Take as much math as you can stomach - it won't help you write code, but it'll help you design a missle guidance system. Code writing is going to be a cheap, cheap skill in the future. Knowing how a missle guidance system works is always going to be an expensive skill. As long as you make that distinction when you're young, you should be fine.
Every year, new technology eliminates millions of jobs. This has gone on for hundreds of years. Today, we don't have fewer jobs as a result. And we don't earn less. We can buy much more with our incomes than before. All because technology eliminated unnecessary jobs, allowing the creation of new jobs, with the result of producing more goods and services with the same limited amount of labor.
Hooray for a growing economy!
Today, we don't have fewer jobs as a result.

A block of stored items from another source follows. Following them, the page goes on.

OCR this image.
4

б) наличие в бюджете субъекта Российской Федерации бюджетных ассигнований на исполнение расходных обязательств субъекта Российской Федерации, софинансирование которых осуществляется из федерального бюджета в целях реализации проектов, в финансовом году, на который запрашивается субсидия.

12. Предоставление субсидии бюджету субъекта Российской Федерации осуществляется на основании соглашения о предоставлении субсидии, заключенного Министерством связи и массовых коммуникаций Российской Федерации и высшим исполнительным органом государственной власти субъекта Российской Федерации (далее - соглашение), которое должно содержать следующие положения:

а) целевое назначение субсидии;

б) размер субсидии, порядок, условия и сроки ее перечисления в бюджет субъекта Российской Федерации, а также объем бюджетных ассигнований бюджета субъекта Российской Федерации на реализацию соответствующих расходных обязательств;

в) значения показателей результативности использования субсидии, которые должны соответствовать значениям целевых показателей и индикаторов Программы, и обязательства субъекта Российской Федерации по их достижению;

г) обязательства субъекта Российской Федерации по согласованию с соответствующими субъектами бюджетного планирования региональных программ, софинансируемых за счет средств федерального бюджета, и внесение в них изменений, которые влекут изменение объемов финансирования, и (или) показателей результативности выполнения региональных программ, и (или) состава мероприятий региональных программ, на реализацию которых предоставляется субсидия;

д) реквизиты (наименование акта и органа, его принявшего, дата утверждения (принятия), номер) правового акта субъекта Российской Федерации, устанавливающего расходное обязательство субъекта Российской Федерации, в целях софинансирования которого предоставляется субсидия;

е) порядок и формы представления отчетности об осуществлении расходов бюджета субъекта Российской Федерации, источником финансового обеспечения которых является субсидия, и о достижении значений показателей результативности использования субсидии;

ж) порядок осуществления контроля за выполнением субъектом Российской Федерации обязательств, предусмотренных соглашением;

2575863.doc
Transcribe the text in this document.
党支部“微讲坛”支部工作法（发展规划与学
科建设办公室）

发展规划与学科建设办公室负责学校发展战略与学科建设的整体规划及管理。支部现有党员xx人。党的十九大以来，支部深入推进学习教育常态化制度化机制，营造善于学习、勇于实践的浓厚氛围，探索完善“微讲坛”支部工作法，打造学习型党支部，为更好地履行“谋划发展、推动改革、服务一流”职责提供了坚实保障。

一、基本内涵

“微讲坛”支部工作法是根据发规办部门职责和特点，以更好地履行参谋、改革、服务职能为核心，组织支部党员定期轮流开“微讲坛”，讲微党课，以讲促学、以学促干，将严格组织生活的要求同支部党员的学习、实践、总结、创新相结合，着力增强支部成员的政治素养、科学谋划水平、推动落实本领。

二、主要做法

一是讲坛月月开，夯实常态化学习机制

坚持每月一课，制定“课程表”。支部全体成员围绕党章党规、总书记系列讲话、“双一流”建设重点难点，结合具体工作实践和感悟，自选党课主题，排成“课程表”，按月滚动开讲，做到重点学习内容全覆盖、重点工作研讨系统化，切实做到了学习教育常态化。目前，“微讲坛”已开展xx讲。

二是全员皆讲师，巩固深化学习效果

Half of working-age adults are not employed full-time.
And we don't earn less.
Real wage growth is 0.5% since the 70s.
We can buy much more with our incomes than before.
Housing costs have increased 170% in the last two years.
All because technology eliminated unnecessary jobs, allowing the creation of new jobs, with the result of producing more goods and services with the same limited amount of labor.
In another country.
Business isn't willing to pay for products, innovation and careers, so we get brands, mortgage commercials and layoffs.
Many people comment how these things are good in the long run and for the economy are correct from a global perspective but not at the level of the individual.
It is the privilege of the young to be able to adapt. They start from scratch, have a high ability to learn and expect little at the beginning but to be able to leverage their skills in the middle to long term.
Few people realize that adapting often means starting from scratch again. When you have a home loan and a family this may not be an option *at all* or at least a very damaging one.
The vast majority of older but still active people have adapted to a new situation when they were younger and are now at the phase when they expect the leveraging to occur. If it doesn't it truly sucks because they are by nature slighly less able to learn than younger people and also far more commited down the path of life.
The only way to avoid this is to choose a path/career where adaptation to a new situation is the norm, but it is difficult to maintain as it is quite tiring, or to choose a career that is by nature pretty much unchanging irrespective of the field of application such as management or accountancy. Not everyone can be a manager though, especially a good one.